When 2020 began, no one expected to say goodbye to a family member or friend tragically taken by a virus. None of us thought we would be enduring the challenges of isolation or job loss due to a virus.
This has been an incredibly hard year for millions of British Columbians. But it has also shown us what we can overcome when we take care of each other.
We will never forget our health care workers leaping into action, some moving temporarily into hotels so they could save lives while keeping their own families safe. For months, we banged our pots and pans on our doorsteps in their honour, and to thank the grocery clerks, truck drivers and farmers working overtime to help keep food on our tables.
From the bottom of our hearts, we thank the childcare workers and teachers who adjusted their plans and made it possible for our kids to keep learning and socializing – essential for their mental health and wellbeing.
And we raise our hands to the people in every corner of the province who made the difficult choice to stay home from their place of work or close the doors of their business.
Our government followed the advice of public health officials and took the strong action needed to slow the spread of the virus and protect those most vulnerable. And we had the backs of people and businesses, delivering help to those who needed it most and began building a recovery that includes everyone.
We provided a $1,000 emergency benefit to help cover lost wages for more than 600,000 people, and provided peace of mind to over 86,000 renters with a relief supplement and protection from the threat of eviction. Now, the tax-free B.C. Recovery Benefit is available to help approximately 90 per cent of adults with up to $1,000 for families or $500 for individuals.
My ministers and I spent much of the summer meeting virtually with people from all over the province. We heard stories about the disproportionate effects of the pandemic on women, young people, Indigenous peoples, new Canadians, and people earning less than $30 an hour – often those essential workers we rely on. The pandemic deepened systemic inequalities that need to be addressed.
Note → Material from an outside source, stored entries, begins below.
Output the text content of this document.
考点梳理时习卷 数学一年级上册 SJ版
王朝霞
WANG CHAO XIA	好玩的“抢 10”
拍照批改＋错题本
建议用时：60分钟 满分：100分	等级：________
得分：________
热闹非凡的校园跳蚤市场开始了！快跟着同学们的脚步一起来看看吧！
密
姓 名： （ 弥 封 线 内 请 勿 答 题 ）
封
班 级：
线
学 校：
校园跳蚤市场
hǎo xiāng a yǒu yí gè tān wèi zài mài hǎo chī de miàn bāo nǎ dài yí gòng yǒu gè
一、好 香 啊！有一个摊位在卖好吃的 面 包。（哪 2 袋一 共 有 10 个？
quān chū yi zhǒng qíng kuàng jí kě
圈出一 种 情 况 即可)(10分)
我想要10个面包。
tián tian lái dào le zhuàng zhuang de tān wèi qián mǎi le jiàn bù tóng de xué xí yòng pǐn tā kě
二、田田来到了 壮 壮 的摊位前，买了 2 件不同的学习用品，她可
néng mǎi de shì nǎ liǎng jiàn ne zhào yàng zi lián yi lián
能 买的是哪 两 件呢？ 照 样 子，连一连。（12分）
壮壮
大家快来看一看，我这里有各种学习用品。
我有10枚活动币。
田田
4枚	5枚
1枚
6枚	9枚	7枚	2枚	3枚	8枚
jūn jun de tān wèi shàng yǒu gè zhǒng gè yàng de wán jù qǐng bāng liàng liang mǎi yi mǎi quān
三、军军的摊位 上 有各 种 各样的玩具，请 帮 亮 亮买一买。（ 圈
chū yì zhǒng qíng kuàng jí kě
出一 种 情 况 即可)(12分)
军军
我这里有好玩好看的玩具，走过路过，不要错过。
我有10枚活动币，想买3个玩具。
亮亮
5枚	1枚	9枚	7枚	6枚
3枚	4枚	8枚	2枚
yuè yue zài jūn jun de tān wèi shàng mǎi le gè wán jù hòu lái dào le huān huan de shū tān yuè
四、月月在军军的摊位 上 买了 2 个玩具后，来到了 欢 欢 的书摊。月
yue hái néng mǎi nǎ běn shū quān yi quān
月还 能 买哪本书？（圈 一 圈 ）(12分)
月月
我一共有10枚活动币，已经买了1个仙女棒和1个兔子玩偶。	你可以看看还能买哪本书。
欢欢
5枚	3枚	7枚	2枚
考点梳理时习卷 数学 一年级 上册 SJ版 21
In this way, COVID-19 has been a storm – destroying everything in its path – and a teacher. It has reminded us to pay attention to the things we might take for granted, and shown us that there is nothing we can’t accomplish when we work together.
Our StrongerBC economic recovery plan, built through consultation with working British Columbians, sets us on a path to improve health care, get people back to work, support B.C. businesses, and strengthen our communities.
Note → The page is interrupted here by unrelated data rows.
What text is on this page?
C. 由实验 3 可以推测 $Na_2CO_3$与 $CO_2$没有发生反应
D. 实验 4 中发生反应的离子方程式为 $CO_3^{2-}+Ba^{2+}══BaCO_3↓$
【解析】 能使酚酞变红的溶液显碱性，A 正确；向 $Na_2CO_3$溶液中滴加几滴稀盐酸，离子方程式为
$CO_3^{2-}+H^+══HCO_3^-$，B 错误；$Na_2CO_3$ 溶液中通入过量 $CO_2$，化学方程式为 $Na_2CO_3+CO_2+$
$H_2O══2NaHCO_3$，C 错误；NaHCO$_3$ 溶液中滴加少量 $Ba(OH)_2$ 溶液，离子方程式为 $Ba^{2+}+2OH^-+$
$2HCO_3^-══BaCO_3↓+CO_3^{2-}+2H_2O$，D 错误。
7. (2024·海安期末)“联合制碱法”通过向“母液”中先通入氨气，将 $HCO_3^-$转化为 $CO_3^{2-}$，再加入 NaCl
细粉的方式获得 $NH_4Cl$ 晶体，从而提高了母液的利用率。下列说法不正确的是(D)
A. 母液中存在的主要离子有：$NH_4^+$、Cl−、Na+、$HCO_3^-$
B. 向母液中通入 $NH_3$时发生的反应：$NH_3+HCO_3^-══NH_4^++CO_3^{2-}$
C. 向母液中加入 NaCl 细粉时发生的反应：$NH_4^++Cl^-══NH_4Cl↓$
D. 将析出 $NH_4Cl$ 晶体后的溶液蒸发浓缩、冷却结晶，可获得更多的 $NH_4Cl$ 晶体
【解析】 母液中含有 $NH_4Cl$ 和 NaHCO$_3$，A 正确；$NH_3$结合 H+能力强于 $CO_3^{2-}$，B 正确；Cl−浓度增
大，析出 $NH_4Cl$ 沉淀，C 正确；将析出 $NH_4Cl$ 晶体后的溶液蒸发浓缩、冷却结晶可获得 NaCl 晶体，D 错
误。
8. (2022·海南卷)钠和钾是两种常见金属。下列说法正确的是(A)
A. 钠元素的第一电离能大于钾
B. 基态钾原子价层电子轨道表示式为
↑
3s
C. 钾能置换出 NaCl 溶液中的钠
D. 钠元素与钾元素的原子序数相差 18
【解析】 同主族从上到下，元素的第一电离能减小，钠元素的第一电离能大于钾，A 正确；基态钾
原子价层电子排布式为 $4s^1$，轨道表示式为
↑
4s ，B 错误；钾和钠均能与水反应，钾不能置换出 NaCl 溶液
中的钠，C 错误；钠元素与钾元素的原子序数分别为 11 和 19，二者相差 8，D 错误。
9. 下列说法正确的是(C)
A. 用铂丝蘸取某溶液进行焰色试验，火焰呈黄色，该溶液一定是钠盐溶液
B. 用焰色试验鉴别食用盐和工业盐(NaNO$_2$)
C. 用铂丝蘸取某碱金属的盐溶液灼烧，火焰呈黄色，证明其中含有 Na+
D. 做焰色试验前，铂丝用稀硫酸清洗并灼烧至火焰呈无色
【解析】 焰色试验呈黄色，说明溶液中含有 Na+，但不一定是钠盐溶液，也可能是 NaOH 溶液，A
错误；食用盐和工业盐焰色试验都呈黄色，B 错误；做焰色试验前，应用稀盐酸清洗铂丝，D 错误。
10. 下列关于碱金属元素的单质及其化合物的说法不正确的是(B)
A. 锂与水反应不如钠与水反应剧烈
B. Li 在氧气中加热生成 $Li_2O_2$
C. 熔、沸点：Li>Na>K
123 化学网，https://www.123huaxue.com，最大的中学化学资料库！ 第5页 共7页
We’re hiring 7,000 new health care workers in long-term care homes and 1,200 contact tracers to help stop further spread in the community.
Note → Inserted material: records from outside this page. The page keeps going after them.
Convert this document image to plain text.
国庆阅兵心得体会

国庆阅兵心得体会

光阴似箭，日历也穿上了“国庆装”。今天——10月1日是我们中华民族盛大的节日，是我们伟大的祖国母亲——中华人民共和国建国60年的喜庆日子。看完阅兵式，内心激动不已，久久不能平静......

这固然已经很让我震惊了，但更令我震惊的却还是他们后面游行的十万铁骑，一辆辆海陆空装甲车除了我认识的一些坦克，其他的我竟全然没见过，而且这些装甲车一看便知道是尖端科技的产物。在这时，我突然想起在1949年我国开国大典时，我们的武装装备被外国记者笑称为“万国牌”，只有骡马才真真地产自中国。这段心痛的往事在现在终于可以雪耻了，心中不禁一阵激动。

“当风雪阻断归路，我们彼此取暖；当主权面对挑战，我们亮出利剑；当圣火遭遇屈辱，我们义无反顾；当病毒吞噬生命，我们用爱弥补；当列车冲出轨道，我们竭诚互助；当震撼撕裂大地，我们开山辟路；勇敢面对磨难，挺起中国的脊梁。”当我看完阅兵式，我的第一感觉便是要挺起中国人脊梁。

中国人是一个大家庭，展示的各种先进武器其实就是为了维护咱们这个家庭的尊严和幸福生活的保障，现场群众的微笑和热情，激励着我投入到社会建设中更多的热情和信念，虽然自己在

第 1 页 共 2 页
We are expanding targeted, short-term, and Indigenous skills training in high-demand fields.. And we’re building on the fastest creation of affordable child care spaces in B.C.’s history, so more parents – particularly women – can re-join the workforce.
And we’re helping businesses grow and hire, with a 15 per cent hiring tax credit and grants for small and medium-sized businesses that protect an estimated 200,000 jobs.
As the year comes to a close, there are reasons to be optimistic about the one ahead. The first vaccines have arrived, and in the months ahead, more and more British Columbians will receive them.
We can see hope on the horizon. But we’re not out of the woods yet – not by a long shot. Like much of the world, we are now battling a second, more-challenging wave of COVID-19.
All of us must do our part – and stay apart – in order to stop the spread of COVID-19 and get us back on track. At this time of year, I know it is especially difficult to be away from the comfort of big family gatherings and time with friends. But this is not forever.
Our government will continue to put people first. This means taking immediate actions now to keep people safe, while also tackling the long-standing systemic inequalities that hold people back.
This is my commitment to you.
Together, we will get through this pandemic. And together, we will do our level best every day to build a better future for all British Columbians.